An Alabama home where Dr. Martin Luther King Jr. and other civil rights leaders planned the 1965 Selma to Montgomery marches has been sold to a museum in Michigan and will be moved to a site near Detroit for preservation.
Dentist Sullivan Jackson and his wife, Richie Jean, owned the bungalow. It offered Dr. King and other civil rights activists a safe haven as they planned the three marches against the racist Jim Crow laws that denied Black people in the Deep South the opportunity to vote.
King was also inside the home when President Lyndon Johnson announced a bill that would become the Voting Rights Act of 1965.
“There was a synergy going on in that house during those critical times,” Jawana Jackson, the only child of Dr. and Mrs. Jackson, said in a release shared with ESSENCE. “Whether that was when Uncle Martin was praying the morning of the Selma to Montgomery march or whether he was talking to President Johnson (by phone) in the little bedroom of that home, I always got a sense of energy and a sense of hope for the future.”
The Jackson House played an important role in the Civil Rights Movement. Jackson, the sole owner of the Jackson House, reached out to The Henry Ford about a year ago, asking if it would take over the preservation of the Jackson House and its legacy.
“The promise I made to my parents at their deaths to preserve our rich family legacy is now fulfilled,” Jackson said in a release shared with ESSENCE. “I am honored to partner with The Henry Ford to enhance the visitor experience with the addition of the Jackson House at Greenfield Village. This historic private residence will now be included among other nationally significant homes and artifacts which represent America’s commitment to justice, peace, and freedom for all.”
The Henry Ford Museum will acquire The Jackson House and its artifacts, including Dr. King’s neckties and pajamas and the chair in which he watched Johnson’s televised announcement about the Voting Rights Act.

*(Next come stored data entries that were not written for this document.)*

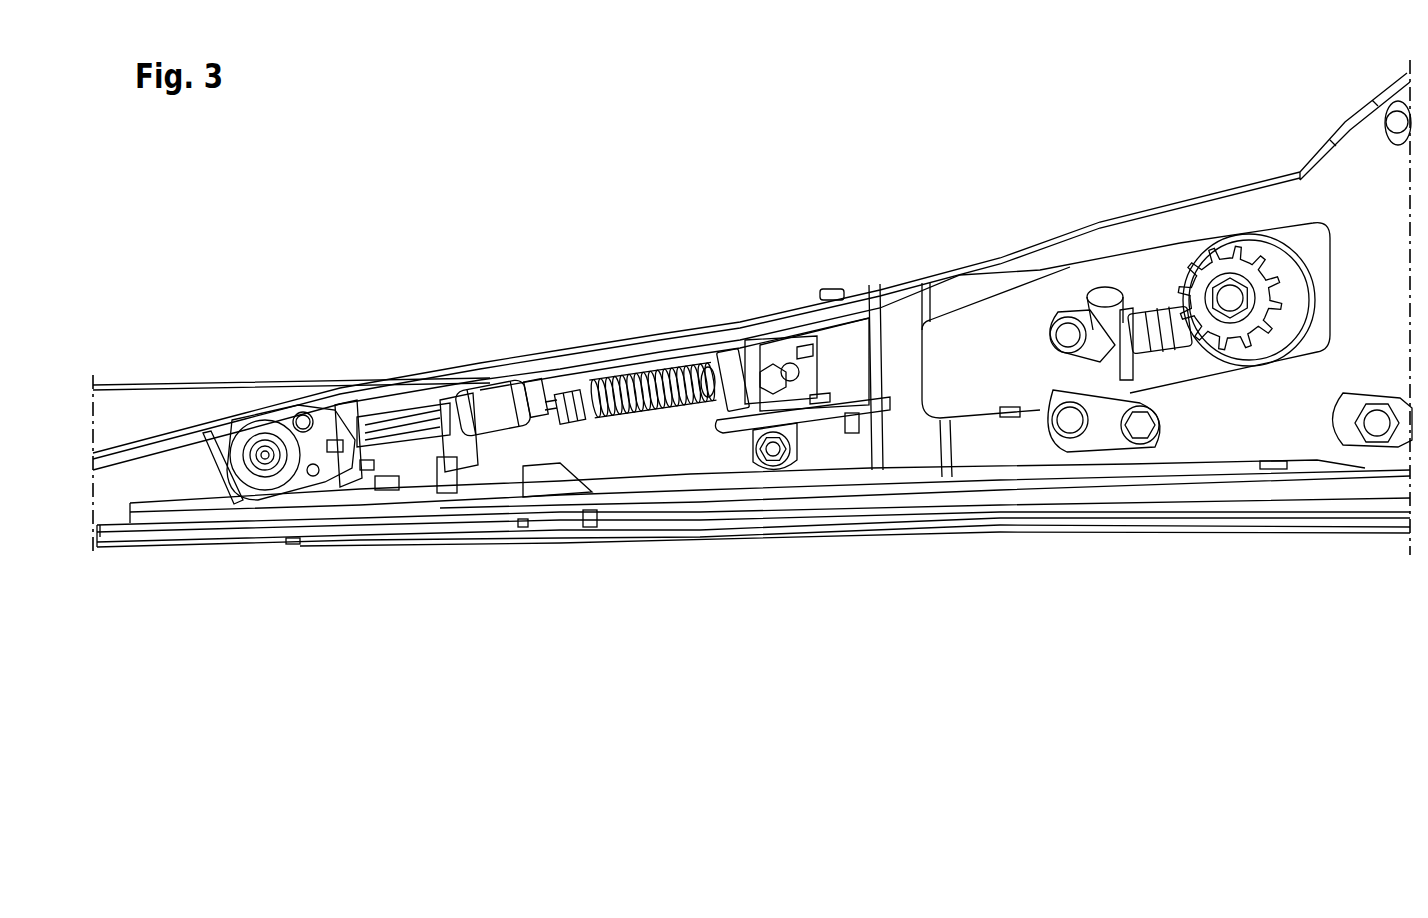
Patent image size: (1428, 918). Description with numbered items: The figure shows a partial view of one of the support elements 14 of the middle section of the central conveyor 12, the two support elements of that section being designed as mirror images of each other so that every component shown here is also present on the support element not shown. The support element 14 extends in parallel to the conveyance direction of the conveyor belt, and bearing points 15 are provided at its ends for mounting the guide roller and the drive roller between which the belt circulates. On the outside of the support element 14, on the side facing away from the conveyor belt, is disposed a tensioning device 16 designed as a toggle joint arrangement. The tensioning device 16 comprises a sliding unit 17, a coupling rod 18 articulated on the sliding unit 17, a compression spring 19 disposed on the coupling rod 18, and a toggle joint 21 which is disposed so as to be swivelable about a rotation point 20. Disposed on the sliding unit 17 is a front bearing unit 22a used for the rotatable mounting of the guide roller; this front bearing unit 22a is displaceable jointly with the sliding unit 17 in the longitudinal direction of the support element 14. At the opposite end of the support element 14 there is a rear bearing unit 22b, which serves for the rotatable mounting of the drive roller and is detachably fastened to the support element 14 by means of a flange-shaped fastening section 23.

The central conveyor 12 is at (732, 287).
The support element 14 is at (748, 457).
The bearing point 15 is at (237, 500).
The tensioning device 16 is at (483, 363).
The sliding unit 17 is at (350, 413).
The coupling rod 18 is at (540, 408).
The compression spring 19 is at (633, 374).
The rotation point 20 is at (830, 290).
The toggle joint 21 is at (517, 403).
The front bearing unit 22a is at (267, 427).
The rear bearing unit 22b is at (1250, 242).
The flange-shaped fastening section 23 is at (1177, 273).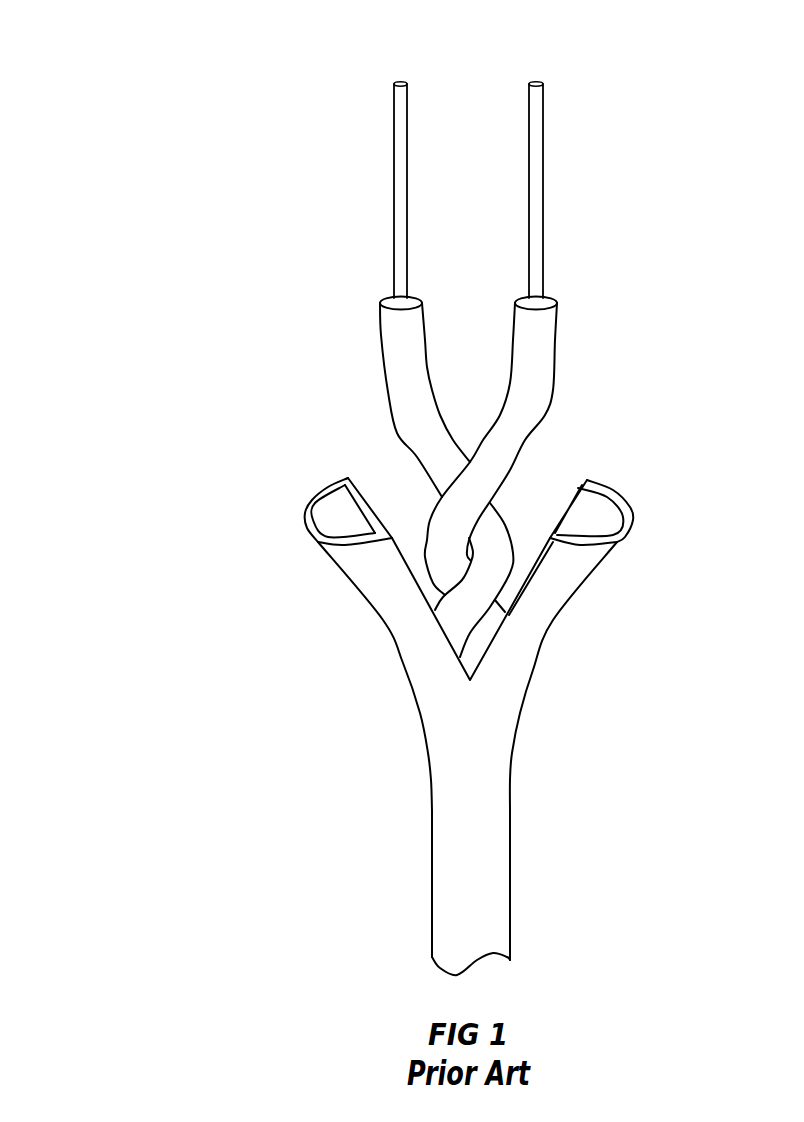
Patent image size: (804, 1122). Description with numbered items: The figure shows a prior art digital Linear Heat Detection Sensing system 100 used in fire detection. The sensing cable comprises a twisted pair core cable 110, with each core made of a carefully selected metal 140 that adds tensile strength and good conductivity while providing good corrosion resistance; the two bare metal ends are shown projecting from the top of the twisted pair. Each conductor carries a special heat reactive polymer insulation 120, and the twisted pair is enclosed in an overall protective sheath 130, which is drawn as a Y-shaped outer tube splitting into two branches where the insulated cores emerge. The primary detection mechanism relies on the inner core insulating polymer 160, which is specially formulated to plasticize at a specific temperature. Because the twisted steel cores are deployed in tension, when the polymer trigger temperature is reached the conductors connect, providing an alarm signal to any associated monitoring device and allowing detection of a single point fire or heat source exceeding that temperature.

The digital Linear Heat Detection Sensing (LHDS) system 100 is at (195, 78).
The twisted pair core cable 110 is at (423, 457).
The heat reactive polymer insulation 120 is at (385, 377).
The overall protective sheath 130 is at (450, 800).
The metal 140 is at (543, 185).
The inner core insulating polymer 160 is at (550, 297).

The museum, named after Henry Ford, the founder of the Ford Motor Company and an American businessman, is on 250 acres and includes Greenfield Village, which has over 80 antique structures.
The Jackson House will be dismantled this year and transported by truck more than 800 miles to Dearborn, Michigan, where it will be restored and eventually displayed in the village.
The Jackson House will join other important historical artifacts, including the workshop where Orville and Wilbur Wright invented their first airplane, the Montgomery bus on which Rosa Parks refused to give up her seat to a white man in 1955 and the chair that Lincoln sat on at Ford’s Theatre in Washington when he was assassinated in 1865.
According to Patricia Mooradian, president and chief executive of The Henry Ford, visitors to Greenfield Village can go through the Jackson House. With more than 1.5 million yearly visitors, including tens of thousands of schoolchildren, The Henry Ford hopes to increase the Jackson House’s visibility on a national and international scale.
“We believe these authentic structures evoke powerful emotions and give insight into pivotal events that unfolded in American history,” said Mooradian. “The Henry Ford has spent nearly 95 years captivating audiences from around the globe with stories of American innovation, ingenuity and resourcefulness. Thanks to this collaboration with Jawana Jackson, we will be able to dedicate our expertise and resources to preserving and sharing the Jackson House and its important place in American history for generations.”